Keynotes

Paul Hoggett:

From COP15 in Copenhagen to COP26 in Glasgow

Biography

Paul Hoggett is a psychoanalytic psychotherapist and Emeritus Professor of Social Policy at UWE, Bristol where, with Simon Clarke, he was a Director of the Centre for Psycho-Social Studies. In 2012, with Adrian Tait, he founded the Climate Psychology Alliance (CPA) and was its first chair. He recently edited a collection of CPA research papers, Climate Psychology: On Indifference to Disaster (2019, Palgrave Macmillan) and along with Wendy Hollway, Chris Robertson and Sally Weintrobe has a new book out with Phoenix called Climate Psychology: A Matter of Life and Death. Paul’s previous books have included Politics, Identity and Emotion (2009, Paradigm) and Partisans in an Uncertain World (1992, Free Association Books).

Abstract

Climate psychology, as a social critique and as an emancipatory practice, began to take off in 2009 in the aftermath of the disappointment of COP 15 in Copenhagen. A psycho-social approach was central to this development. It informed the way in which the Climate Psychology Alliance (CPA) approached the question of individual and cultural disavowal and subsequently, as more and more of the global North appeared to come out of disavowal, it informed our exploration of climate-related anxiety and despair.
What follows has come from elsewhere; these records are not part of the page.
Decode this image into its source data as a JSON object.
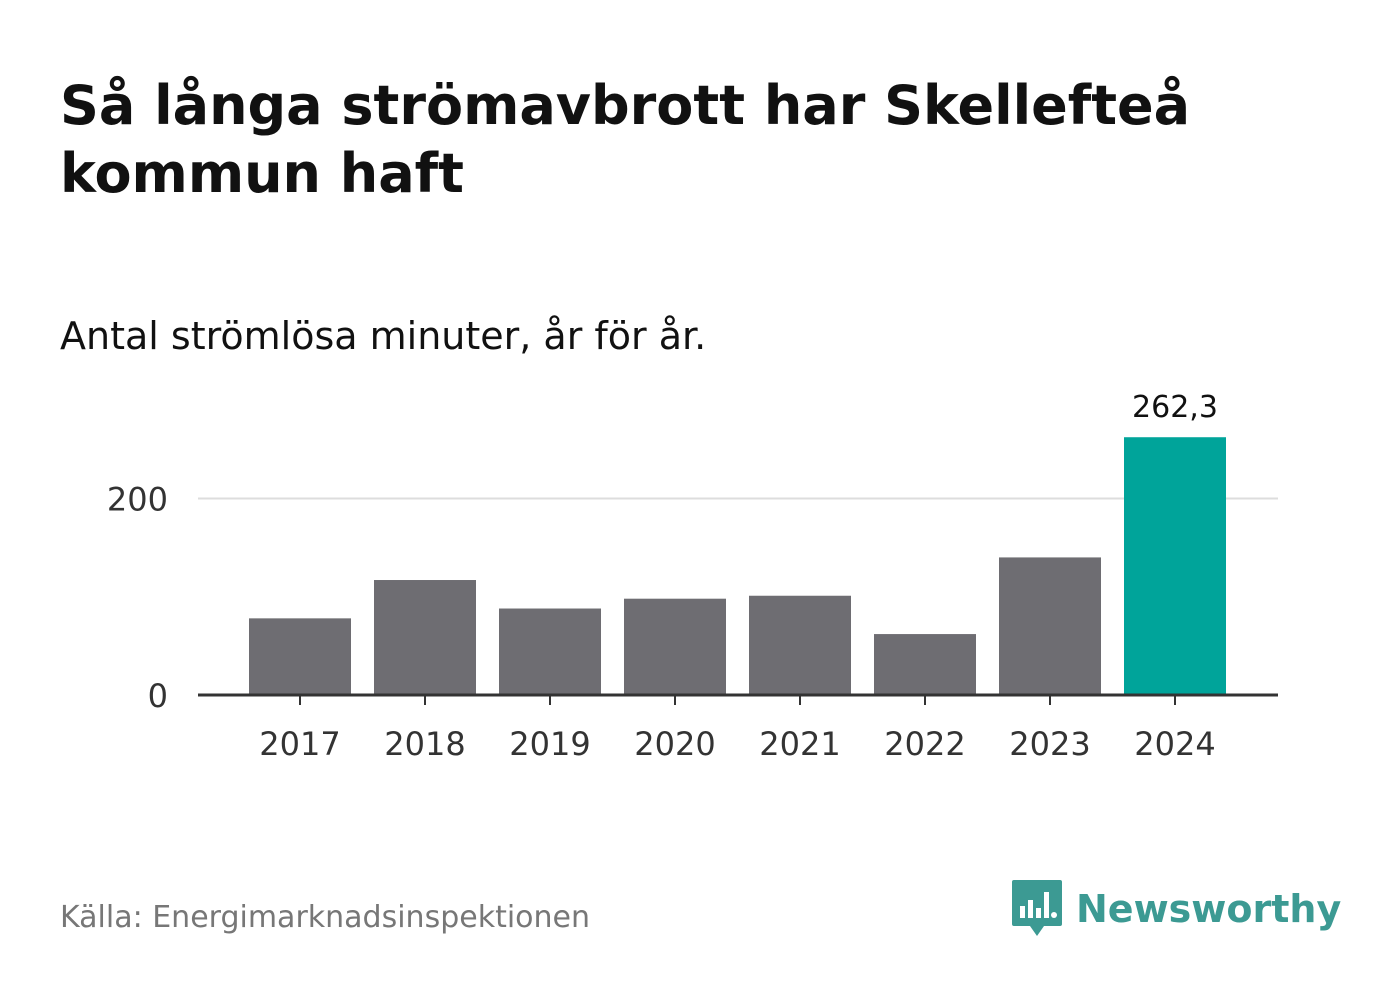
{
  "title": "Så långa strömavbrott har Skellefteå kommun haft",
  "subtitle": "Antal strömlösa minuter, år för år.",
  "source": "Källa: Energimarknadsinspektionen",
  "brand": {
    "name": "Newsworthy",
    "icon": "newsworthy-logo-icon",
    "color": "#3c9a93"
  },
  "colors": {
    "bar": "#6e6d72",
    "highlight": "#00a49a",
    "grid": "#dddddd",
    "axis": "#333333"
  },
  "chart_data": {
    "type": "bar",
    "title": "Så långa strömavbrott har Skellefteå kommun haft",
    "subtitle": "Antal strömlösa minuter, år för år.",
    "xlabel": "",
    "ylabel": "",
    "categories": [
      "2017",
      "2018",
      "2019",
      "2020",
      "2021",
      "2022",
      "2023",
      "2024"
    ],
    "values": [
      78,
      117,
      88,
      98,
      101,
      62,
      140,
      262.3
    ],
    "highlight_index": 7,
    "data_labels": [
      {
        "index": 7,
        "text": "262,3"
      }
    ],
    "yticks": [
      0,
      200
    ],
    "ylim": [
      0,
      290
    ],
    "grid": true,
    "legend": "none"
  }
}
And in undertaking this exploration we began to understand how such existential precarities, so new to the wealthy of the North, were so familiar to the lives of the billions inhabiting rest of the globe.

Twelve years later we have had to endure perhaps the even deeper disappointment of COP 26 at Glasgow and now, as I write, of a world perhaps already tipping into a state of permanent ecological and social disruption and collapse. That social and political chaos would swiftly attend climate chaos was an idea that many within the climate movement had anticipated. During these twelve years we have been forced to question many of our self-limiting assumptions and have been led towards new realisations – that we need to go beyond the psycho-social to the ‘eco-psycho-social’; of just how deeply racism, classism and patriarchy constrain the way in which ‘we’ see ourselves and the world; indeed of just how specific and partial this ‘we’ is that ‘we’ speak of.

Shelot Masithi:

Climate Change and Thirst

Biography

Shelot is a young environmental activist from South Africa. She is a psychology student with a passion for collective interventions for mankind’s collective trauma. She is the founder of She4Earth; an organisation that’s educating children and youths about environmental crises with solutions rooted in Ubuntu. She is a volunteer at Force of Nature, a Social Change Ambassador at Thred Media, and YOUNGA 2021 Youth Delegate. She is also an author and a passionate hiker.

Abstract

The psychology of not having enough water to drink is immediate – this has heightened widespread anxiety and frustration amongst people, especially youths. As a young person, I am torn between solving the climate issues I live with daily and being a youth free of this burden. World leaders pledged, not just to us in this room, but to the whole world during COP26, that they’ll put an end to climate inaction. However, it is frightening that we have not seen them since. Suffocating in thirst, eco-anxiety and the trauma left by climate catastrophes, young people like me continue to be the bigger person in the room.

Individual psychology is a largely British import into the African continent. Psycho-social Studies and Climate Psychology have the intention of shedding or at least reforming that legacy by paying respectful attention to the more collective traditions of the colonised world. If we took the perspective of ubuntu and applied it to water scarcity and the collective experience of thirst, where will that lead a community like my own to go beyond post-COP inaction and take into our own hands the prospect of improving that frightening future?

This is what I shall begin to map in my talk.